The radius config parser will not load a duplicate named routine. You would need to change the name and then add a call to it either before or after the original routine call/s. However, if you are looking to see if a User-Name attribute exists, and then reject it if it does, your routine, when added will do it. Duplicate checking is handled in the sites-available configs, which you can either enable or disable. If you are using a database, then the sql code is included and can be used. Please read the instructions found in the config files for guidance. Thanks On 2024/11/03 23:05, Alex Zetaeffesse wrote:
Hi all,
I apologize if I don't use the right terminology. I'm playing/testing with 3.2.6 to better understand how freeradius behaves when finding duplicate definitions.
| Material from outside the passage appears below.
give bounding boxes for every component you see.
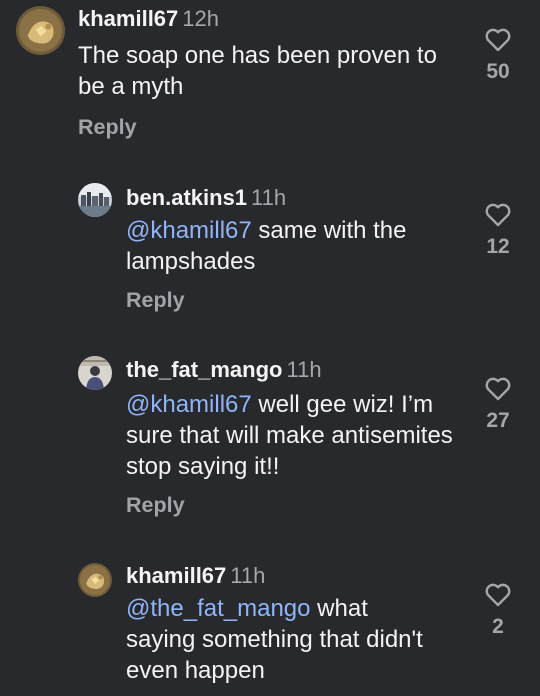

I created a copy of the filter policy, calling it policy.d/filter2 and I defined the object/policy filter_username in this way:
filter_username { if (&User-Name) { reject } }
Now, when in the directory policy.d I only have the file filter2, I always get the expected Access-Reject, if I just have the default file filter I get Access-Accept (the user is correctly configured in the file users). If I have both files (filter and filter 2), when I launch radiusd -X I get, the file filter is loaded first and then the file filter2
...
*including configuration file /etc/freeradius/policy.d/filter <<<*including configuration file /etc/freeradius/policy.d/operator-name including configuration file /etc/freeradius/policy.d/eap including configuration file /etc/freeradius/policy.d/debug including configuration file /etc/freeradius/policy.d/accounting
*including configuration file /etc/freeradius/policy.d/filter2 <<<* ...
and I always get Access-Accept. How are duplicate objects treated? Is the first definition that's retained or the last? From my experiment it seems the first is retained. May you please confirm?